A yeast artificial chromosome (YAC) contig spanning 2.8 Mb from the 11q12 to q13 region was also constructed. The YAC contig contained 15 STSs which were ordered physically; the order could be confirmed in the radiation hybrid map. 7 genes were placed in the contig map, including the high affinity immunoglobulin E receptor which is thought to harbor variants implicated in atopy. A second contig was constructed in the region of chromosome 11q22 to 23 which contains a gene responsible for ataxia telangectasia. These results have led to the possibility of identifying a complete set of YACs spanning the whole of chromosome 11 based on STS information from the radiation hybrid map.
Several approaches will be taken to defining both a high resolution genetic map and a physical map for regions of human chromosome 11. The strategy chosen will integrate the work of four groups to develop detailed maps of this region. Radiation-reduced hybrids containing chromosome 11 will be used to map a series of markers and produce a detailed series of ordered probes along the chromosome. 177 hybrids containing human chromosome 11 will be used to screen RFLP probes, cloned genes and PCR loci generated by AluPCR, microsatellites or simple STSs.
Polymorphism is not a requirement for this mapping strategy and it should permit a high resolution map to evolve quickly for much of this chromosome. A major source of new length polymorphisms throughout mammalian genomes is microsatellite repeat sequences such as (CA)n. Using this new technology we will attempt to resolve such short polymorphisms on Southern blots. Should this prove feasible it will greatly improve the efficiency by which new repeats can be screened for polymorphism and subsequently be characterized in large numbers of individuals.
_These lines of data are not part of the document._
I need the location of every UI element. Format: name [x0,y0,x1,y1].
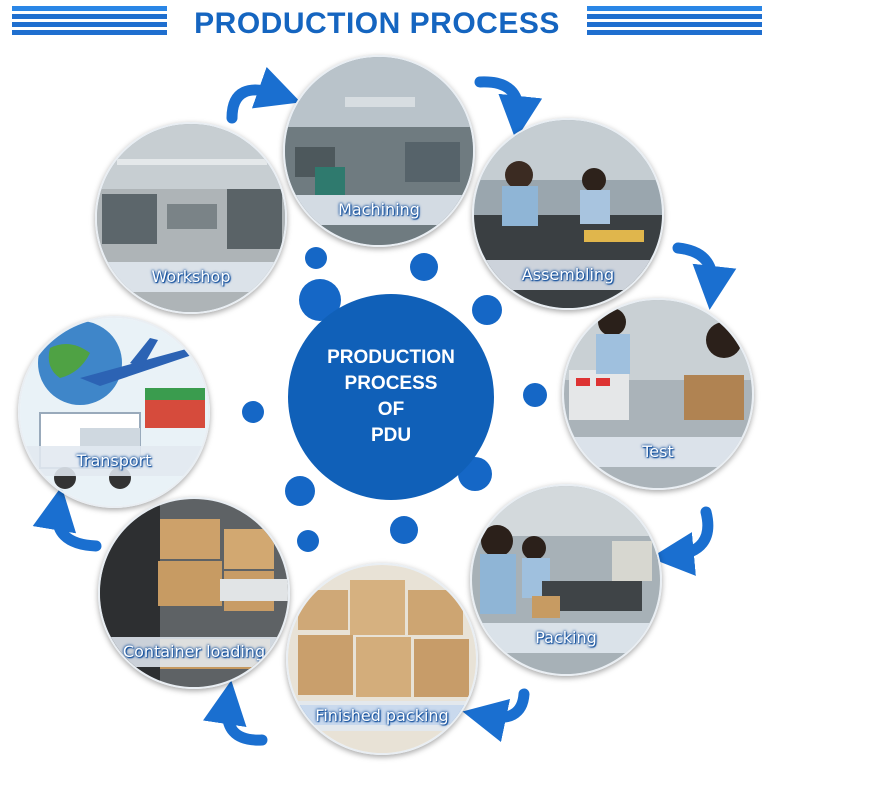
center-line-2: PROCESS [344,373,438,394]
step-label-workshop: Workshop [151,267,231,286]
header-stripes-right [587,6,762,42]
arrow-5 [462,688,530,743]
testing-bench-photo [564,300,752,488]
forklift-boxes-photo [100,499,288,687]
step-finished-packing: Finished packing [286,563,478,755]
step-label-test: Test [642,442,674,461]
step-transport: Transport [18,316,210,508]
step-container-loading: Container loading [98,497,290,689]
center-line-3: OF [377,399,405,420]
step-label-transport: Transport [76,451,152,470]
step-assembling: Assembling [472,118,664,310]
center-line-4: PDU [370,425,412,446]
center-line-1: PRODUCTION [327,347,455,368]
step-label-container-loading: Container loading [122,642,266,661]
header-stripes-left [12,6,167,42]
plane-truck-ship-photo [20,318,208,506]
header: PRODUCTION PROCESS [0,0,887,48]
step-label-packing: Packing [535,628,597,647]
arrow-1 [226,66,301,124]
step-label-machining: Machining [338,200,420,219]
arrow-7 [32,486,102,552]
step-machining: Machining [283,55,475,247]
center-circle: PRODUCTION PROCESS OF PDU [288,294,494,500]
arrow-4 [650,506,714,576]
arrow-6 [202,680,268,746]
step-label-assembling: Assembling [521,265,615,284]
page-title: PRODUCTION PROCESS [194,7,560,40]
step-test: Test [562,298,754,490]
arrow-2 [474,76,543,140]
bubbles [242,247,547,552]
step-packing: Packing [470,484,662,676]
step-label-finished-packing: Finished packing [315,706,449,725]
arrow-3 [672,242,737,310]
step-workshop: Workshop [95,122,287,314]
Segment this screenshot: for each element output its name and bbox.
This approach for generating multiple new microsatellites will be tested by generating multiple markers on chromosome 11, utilizing cosmids and YACs defined by the other collaborators. Cosmids will be obtained from two chromosome 11 specific libraries and YACs by PCR screening of two libraries. Markers from the radiation hybrids will also be used to identify localized cosmids or YACs for this study.
The area 11qcen-1q13 will be mapped physically using YAC clones to generate a YAC contig of approximately 30 cM. This will provide a well defined physical map for this region and will provide valuable reagents for the generation of a genetic map in the region. New and established markers will be localized on metaphase or interphase nuclei using recently described in situ techniques.
These in situ studies will be used to assist in identifying low copy number hybrids and to verify the location of such hybrids to specific regions of chromosome 11. They will also be used for excluding coligation events in YAC clones and for mapping both dinucleotide repeat based markers and cosmid clones. These studies will form an integrated collaboration between CEPH and Oxford University and will provide the opportunity for considerable interchange of techniques and reagents.